Alfred Nobel wollte mit einem der aus seinem Erbe gestifteten Preise die Person auszeichnen, die „am meisten oder am besten auf die Verbrüderung der Völker und die Abschaffung oder Verminderung stehender Heere sowie das Abhalten oder die Förderung von Friedenskongressen hingewirkt hat“. Das von ihm in seinem Testament 1895 bestimmte Preisgremium, ein „Ausschuss von fünf Personen, die vom norwegischen Storting gewählt werden“, hat diese Bestimmung allerdings zunehmend weiter ausgelegt. So sind Friedensnobelpreise auch schon an Umweltaktivisten, wie die Kenianerin Wangari Maathai im Jahre 2004, und Entwicklungsexperten, wie den Bangladeshi Muhammad Yunus im Jahre 2006 verliehen worden. Besonders häufig sind in jüngerer Zeit Menschenrechtsaktivisten ausgezeichnet worden.

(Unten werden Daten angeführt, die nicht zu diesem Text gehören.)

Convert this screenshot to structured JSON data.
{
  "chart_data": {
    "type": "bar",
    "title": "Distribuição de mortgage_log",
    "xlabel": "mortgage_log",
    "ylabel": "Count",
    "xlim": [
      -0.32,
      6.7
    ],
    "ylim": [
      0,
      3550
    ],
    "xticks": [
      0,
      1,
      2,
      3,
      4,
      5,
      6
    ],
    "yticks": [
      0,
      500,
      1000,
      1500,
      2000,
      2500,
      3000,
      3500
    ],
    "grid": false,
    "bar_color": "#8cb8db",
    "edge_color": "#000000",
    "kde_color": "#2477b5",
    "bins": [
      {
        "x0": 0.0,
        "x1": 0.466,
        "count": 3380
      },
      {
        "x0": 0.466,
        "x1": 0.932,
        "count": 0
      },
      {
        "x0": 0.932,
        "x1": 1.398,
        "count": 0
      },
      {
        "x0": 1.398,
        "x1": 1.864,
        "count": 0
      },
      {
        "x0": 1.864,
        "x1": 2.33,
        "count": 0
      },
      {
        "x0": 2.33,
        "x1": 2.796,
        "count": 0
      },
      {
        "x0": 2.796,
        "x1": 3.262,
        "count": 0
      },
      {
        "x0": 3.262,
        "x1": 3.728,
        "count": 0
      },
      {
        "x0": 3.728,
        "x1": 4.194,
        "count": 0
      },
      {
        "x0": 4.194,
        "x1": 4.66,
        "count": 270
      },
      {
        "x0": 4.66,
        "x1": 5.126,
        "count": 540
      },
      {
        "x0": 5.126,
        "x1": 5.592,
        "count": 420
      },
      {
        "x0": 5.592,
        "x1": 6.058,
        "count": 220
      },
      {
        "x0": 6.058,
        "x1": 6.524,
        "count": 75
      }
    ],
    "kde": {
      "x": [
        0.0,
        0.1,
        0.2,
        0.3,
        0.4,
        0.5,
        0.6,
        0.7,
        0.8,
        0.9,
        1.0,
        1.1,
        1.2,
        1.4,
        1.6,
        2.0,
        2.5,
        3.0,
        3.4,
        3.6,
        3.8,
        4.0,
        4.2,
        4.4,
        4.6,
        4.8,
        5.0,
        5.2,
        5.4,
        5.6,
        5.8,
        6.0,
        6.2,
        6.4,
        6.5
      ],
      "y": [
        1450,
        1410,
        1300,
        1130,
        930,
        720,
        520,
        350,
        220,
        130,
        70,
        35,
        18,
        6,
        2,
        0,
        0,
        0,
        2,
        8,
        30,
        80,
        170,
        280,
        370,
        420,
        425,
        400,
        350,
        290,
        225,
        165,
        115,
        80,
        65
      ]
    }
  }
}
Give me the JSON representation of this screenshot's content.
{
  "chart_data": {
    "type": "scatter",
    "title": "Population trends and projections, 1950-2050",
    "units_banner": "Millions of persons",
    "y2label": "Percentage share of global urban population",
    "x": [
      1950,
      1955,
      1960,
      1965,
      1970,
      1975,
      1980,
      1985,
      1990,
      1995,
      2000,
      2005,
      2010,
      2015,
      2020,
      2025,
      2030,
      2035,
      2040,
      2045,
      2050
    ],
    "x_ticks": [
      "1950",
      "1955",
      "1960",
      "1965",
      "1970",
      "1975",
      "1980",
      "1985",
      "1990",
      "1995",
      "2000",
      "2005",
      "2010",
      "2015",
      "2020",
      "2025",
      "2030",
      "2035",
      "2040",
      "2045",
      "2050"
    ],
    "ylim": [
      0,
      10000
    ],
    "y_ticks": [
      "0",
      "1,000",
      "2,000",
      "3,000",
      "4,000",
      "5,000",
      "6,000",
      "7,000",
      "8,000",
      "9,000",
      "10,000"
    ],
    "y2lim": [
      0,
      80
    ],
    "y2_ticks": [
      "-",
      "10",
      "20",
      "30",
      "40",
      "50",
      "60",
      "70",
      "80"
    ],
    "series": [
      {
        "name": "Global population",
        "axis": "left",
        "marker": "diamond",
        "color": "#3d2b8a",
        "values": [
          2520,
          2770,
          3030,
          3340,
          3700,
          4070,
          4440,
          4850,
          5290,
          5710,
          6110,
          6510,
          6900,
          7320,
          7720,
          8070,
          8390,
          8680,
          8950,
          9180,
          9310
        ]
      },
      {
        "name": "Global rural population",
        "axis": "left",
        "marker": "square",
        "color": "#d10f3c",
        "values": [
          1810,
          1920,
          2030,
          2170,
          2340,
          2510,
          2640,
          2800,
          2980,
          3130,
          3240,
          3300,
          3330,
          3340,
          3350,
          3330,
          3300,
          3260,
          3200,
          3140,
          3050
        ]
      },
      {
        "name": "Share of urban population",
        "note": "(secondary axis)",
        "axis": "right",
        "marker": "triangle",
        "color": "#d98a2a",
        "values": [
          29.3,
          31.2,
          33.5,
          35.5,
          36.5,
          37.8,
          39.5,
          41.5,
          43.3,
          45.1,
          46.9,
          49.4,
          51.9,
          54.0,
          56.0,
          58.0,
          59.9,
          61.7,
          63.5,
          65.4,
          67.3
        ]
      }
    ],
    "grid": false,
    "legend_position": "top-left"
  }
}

Vor dem Referendum am 2. Oktober wurden die Akteure im Friedensprozess in Kolumbien als Favoriten für den Preis gehandelt. Nach mehr als fünf Jahrzehnten Krieg mit mehr als 200.000 Todesopfern schlossen die wichtigste bewaffnete Oppositionsgruppe, die FARC und die kolumbianische Regierung einen Friedensvertrag. Unterzeichner des als endgültig bezeichneten Vertrages waren am 25. August die Chefunterhändler Humberto de la Calle auf der Seite der Regierung und Iván Márquez auf der Seite der FARC für die politisch Verantwortlichen, den kolumbianischen Präsidenten Juan Manuel Santos und den FARC-Führer Rodrigo Londoño Echeverri, auch bekannt unter den Kampfnamen Timoleón Jiménezund Timochenko. Auch nach dem Referendum bleiben sie für ihre Bereitschaft, den Friedensprozess einzugehen, preiswürdig, wenn auch dessen Ausgang nun nicht mehr sicher ist. Aber das Nobelpreiskomitee hat schon häufiger mit der Preisverleihung weniger vergangene Leistungen auszeichnen als Zeichen für eine bessere Zukunft setzen wollen. Möglicherweise erhöht das innenpolitische Machtspiel zwischen Präsident Santos und seinem Vorgänger Alvaro Uribe um das Referendum die Chancen von kolumbianischen Friedensaktivisten, zum Beispiel die Organisation Ruta Pacífica de las Mujeres, die mit vielfältigen Aktionen dazu beigetragen hat, dass der Anteil von Frauen, die am Friedensprozess beteiligt waren, im internationalen Vergleich überdurchschnittlich hoch ist. Die Bedeutung, die Fragen von Strafverfolgung oder Amnestie für ehemalige Kämpfer im kolumbianischen Friedensprozess haben, könnte das Komitee aber auch veranlassen, Bemühungen um „Transitional Justice“ auszuzeichnen. Infrage kämen dann etwa dasInternational Center for Transitional Justice, das weltweit Erfahrungen in diesem Feld sammelt und Akteure berät, oder die ehemaligen obersten Ankläger des Jugoslawien-Tribunals, Richard Goldstone und Luise Arbour.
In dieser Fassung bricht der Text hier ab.